F1 Tanggapi Peringatan Tentang Balapan Rwanda yang "Berlumuran Darah"
F1 telah didesak oleh DRC untuk mengesampingkan gagasan menggelar Grand Prix di Rwanda di tengah konflik antara kedua negara tersebut.

Republik Demokratik Kongo telah mendesak F1 untuk menghentikan pembicaraan dengan Rwanda terkait potensi negara tersebut menjadi tuan rumah Grand Prix di masa mendatang.
Dalam surat yang dikirimkan kepada CEO F1 Stefano Domenicali, menteri luar negeri DRC Therese Kayikwamba Wagner menyatakan kekhawatirannya atas prospek balapan yang diadakan di Rwanda di tengah konflik yang sedang berlangsung antara kedua negara.

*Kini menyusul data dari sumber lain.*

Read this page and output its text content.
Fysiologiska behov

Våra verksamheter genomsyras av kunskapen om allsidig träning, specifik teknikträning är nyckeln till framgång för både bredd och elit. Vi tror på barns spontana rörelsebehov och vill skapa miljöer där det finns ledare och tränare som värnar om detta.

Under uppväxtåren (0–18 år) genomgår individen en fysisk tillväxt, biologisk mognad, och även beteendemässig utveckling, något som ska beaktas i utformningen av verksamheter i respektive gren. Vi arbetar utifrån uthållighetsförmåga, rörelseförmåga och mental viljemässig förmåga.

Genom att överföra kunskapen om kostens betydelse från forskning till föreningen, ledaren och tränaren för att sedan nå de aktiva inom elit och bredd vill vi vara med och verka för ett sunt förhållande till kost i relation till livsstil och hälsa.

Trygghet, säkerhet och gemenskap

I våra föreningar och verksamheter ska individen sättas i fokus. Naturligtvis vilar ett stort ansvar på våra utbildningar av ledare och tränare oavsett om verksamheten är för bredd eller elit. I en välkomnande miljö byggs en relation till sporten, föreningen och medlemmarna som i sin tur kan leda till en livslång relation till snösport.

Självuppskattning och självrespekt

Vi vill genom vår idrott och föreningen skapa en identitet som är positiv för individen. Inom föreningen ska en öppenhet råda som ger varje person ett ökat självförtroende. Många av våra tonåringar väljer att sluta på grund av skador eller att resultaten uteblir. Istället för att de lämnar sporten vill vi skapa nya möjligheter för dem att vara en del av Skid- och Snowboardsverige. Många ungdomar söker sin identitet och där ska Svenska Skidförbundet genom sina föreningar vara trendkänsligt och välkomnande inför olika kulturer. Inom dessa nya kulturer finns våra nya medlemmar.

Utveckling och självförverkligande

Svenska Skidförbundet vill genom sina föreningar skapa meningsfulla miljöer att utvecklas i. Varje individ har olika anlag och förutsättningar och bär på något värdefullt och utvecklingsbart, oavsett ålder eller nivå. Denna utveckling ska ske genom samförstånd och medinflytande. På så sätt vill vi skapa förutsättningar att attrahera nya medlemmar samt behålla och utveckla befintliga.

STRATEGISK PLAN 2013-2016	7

Pemerintah DRC telah mendesak F1 untuk tidak mempertimbangkan ide tersebut, karena mereka memperingatkan bahwa ide tersebut akan menjadi “asosiasi yang berlumuran darah”.
Ketegangan meningkat di negara-negara tetangga setelah pemberontak M23 yang didukung Rwanda menyerang pasukan pemerintah Kongo, mengakhiri jeda pertempuran selama dua hari.
Sekitar 2.900 orang telah terbunuh sejak awal tahun akibat konflik, menurut laporan terbaru Perserikatan Bangsa-Bangsa.
"Saya menulis untuk menyampaikan keprihatinan mendalam atas laporan pembicaraan Formula 1 yang sedang berlangsung dengan Rwanda untuk menjadi tuan rumah Grand Prix di ibu kotanya, Kigali," tulis Wagner dalam surat yang telah banyak dilaporkan oleh beberapa media.
“Rwanda saat ini menduduki sebagian besar wilayah timur Republik Demokratik Kongo bekerja sama dengan proksinya M23, yang menggusur lebih dari 700.000 warga Kongo.
“Meskipun saya memuji keinginan Formula 1 untuk menggelar Grand Prix di Afrika, saya mempertanyakan apakah Rwanda akan menjadi pilihan yang paling mewakili benua kita dan mendesak Anda untuk mengakhiri negosiasi dan mengesampingkan Rwanda sebagai calon tuan rumah.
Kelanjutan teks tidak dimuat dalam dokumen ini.